Una copia, como señala Mancini, no es una falsificación. Los museos de todo el mundo poseen copias en sus colecciones, pero catalogadas de esa manera. No se conocerí­a gran parte del arte griego sin las copias romanas. Para el historiador, la copia es muchas veces la única fuente de información sobre una imagen desaparecida. Sabemos cómo era la famosa Ronda nocturna de Rembrandt antes de que le cercenaran algunos centí­metros por la copia que hizo un discí­pulo. Tenemos algún conocimiento de El rapto de Paris, un cartón perdido de Rafael, por la copia del grabador Marcantonio Raimondi (1480-1527).

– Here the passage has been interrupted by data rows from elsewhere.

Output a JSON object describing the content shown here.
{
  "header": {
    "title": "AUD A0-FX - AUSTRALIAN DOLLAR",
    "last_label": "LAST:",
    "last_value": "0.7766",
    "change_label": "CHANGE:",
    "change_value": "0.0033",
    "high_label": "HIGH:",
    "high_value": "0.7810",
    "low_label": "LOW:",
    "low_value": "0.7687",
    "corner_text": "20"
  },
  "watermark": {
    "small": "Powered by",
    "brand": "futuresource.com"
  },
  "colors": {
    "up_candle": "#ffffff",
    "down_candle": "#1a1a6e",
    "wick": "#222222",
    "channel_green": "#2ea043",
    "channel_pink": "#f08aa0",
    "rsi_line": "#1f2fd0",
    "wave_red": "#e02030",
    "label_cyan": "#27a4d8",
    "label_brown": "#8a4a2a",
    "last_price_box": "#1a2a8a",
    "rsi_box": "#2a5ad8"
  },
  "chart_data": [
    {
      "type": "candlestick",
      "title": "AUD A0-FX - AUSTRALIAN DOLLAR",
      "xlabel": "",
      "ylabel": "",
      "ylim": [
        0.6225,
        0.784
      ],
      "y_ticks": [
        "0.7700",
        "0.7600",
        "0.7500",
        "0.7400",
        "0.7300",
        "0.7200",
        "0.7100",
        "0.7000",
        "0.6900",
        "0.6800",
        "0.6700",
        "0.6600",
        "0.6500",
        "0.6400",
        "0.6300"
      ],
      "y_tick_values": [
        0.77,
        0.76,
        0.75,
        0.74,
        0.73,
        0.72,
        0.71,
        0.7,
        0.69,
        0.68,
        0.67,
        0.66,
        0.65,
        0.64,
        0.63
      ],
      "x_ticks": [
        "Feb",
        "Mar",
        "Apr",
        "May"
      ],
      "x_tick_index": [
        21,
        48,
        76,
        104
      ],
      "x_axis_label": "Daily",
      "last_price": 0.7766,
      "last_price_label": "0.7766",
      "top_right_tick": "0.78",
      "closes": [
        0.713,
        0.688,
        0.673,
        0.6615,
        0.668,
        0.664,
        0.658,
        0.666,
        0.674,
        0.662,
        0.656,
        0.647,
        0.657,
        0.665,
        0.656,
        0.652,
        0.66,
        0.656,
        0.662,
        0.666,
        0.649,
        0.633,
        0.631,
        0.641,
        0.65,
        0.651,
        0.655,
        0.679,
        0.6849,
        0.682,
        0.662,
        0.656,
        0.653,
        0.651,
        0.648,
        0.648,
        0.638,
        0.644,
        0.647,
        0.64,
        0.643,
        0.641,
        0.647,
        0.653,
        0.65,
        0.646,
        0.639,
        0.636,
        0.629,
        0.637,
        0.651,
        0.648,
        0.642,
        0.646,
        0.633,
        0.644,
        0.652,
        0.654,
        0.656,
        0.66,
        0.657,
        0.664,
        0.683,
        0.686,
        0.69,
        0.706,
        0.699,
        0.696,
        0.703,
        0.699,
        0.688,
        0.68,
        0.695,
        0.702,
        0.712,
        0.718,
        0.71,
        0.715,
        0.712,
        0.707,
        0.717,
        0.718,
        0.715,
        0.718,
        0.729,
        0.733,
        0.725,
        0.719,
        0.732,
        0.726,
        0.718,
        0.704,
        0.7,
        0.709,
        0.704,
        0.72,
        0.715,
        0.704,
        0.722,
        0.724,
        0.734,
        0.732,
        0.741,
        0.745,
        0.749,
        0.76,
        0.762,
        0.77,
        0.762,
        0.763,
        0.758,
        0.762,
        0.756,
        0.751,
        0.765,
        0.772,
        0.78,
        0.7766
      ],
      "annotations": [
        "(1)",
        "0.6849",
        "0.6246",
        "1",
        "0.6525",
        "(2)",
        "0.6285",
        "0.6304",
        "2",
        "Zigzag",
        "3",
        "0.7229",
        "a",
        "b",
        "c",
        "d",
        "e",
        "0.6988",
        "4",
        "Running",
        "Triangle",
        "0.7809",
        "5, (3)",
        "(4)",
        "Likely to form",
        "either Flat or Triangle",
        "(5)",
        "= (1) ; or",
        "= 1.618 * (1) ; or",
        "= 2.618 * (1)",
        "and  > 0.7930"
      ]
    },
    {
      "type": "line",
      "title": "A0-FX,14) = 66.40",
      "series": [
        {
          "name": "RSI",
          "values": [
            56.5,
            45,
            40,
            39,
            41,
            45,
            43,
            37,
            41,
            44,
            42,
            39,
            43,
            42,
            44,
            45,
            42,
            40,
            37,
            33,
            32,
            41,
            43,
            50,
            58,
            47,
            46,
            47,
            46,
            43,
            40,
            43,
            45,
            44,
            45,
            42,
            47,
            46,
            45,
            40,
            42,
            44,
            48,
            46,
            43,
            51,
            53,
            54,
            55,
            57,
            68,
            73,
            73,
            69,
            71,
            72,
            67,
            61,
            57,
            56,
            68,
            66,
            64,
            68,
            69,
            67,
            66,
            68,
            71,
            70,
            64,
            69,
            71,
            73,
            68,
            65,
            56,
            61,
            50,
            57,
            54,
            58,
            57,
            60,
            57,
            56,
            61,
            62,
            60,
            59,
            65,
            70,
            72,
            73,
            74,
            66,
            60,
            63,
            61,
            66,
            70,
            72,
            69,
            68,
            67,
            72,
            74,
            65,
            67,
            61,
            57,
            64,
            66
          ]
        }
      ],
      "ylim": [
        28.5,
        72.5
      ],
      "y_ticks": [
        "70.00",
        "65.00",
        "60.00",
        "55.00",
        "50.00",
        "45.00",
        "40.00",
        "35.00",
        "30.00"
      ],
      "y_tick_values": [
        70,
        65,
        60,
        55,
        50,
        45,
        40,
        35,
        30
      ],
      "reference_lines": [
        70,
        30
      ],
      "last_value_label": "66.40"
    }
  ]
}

Hace unas semanas, en Parí­s, en el coloquio de la Confederación de Expertos de Arte (CEDEA), se señaló que era importante distinguir cuándo una copia se convierte en una "falsificación". La respuesta es simple: en el momento en que su comercialización tiene por objetivo el engaño o la estafa, cuando se intenta hacerla pasar como creación de una mano diferente. La definición es de orden legal; lo importante es la intención.
La falsificación es tan antigua que en Roma se vendí­an cuencos de plata "egipcios" hechos por artesanos fenicios (quienes explotaban la última moda). Los maestros del Renacimiento italiano fueron falsificados en vida. Francisco I de Francia, quien coleccionaba obras de arte de los grandes maestros italianos, encomendó su búsqueda y adquisición a Giovanbattista della Pala. Cuando este "marchand" (el primero de la historia) no las encontraba disponibles encargaba su copia; la falsificación ingresaba así­ en la pinacoteca real.
La Cena de Emaús, tela pintada por Han van Meegeren en el estilo de Vermeer (1632-1675), suele ser mostrada como el ejemplo de la falsificación más eficiente. Pero su éxito fue sólo temporal; el clima que se viví­a en Europa hacia el fin de la Segunda Guerra Mundial frente al hallazgo de obras de arte ocultas o no documentadas contribuyó al error. En 1947, poco antes de su muerte, van Meegeren fue sometido a juicio.
Otro falsificador que la prensa convirtió en héroe romántico es Elmyr De Hory, autor de una Mujer con sombrero de Matisse (una mala copia del original). Cuando ya no pudo continuar con sus falsos cuadros, se dedicó a vender pastiches y copias que firmaba sólo con su nombre de pila.
Por su parte, Tom Keating, famoso falsificador inglés de los años posteriores a la Segunda Guerra Mundial, nunca aceptó la autorí­a de algunas versiones espurias que se le atribuí­an. Pero en 1976, con motivo de la muestra de cuadros "recién descubiertos" de Samuel Palmer (1805-1881), que se presentó en Londres, se pudo comprobar que todos, sin excepción, habí­an sido realizados por Keating.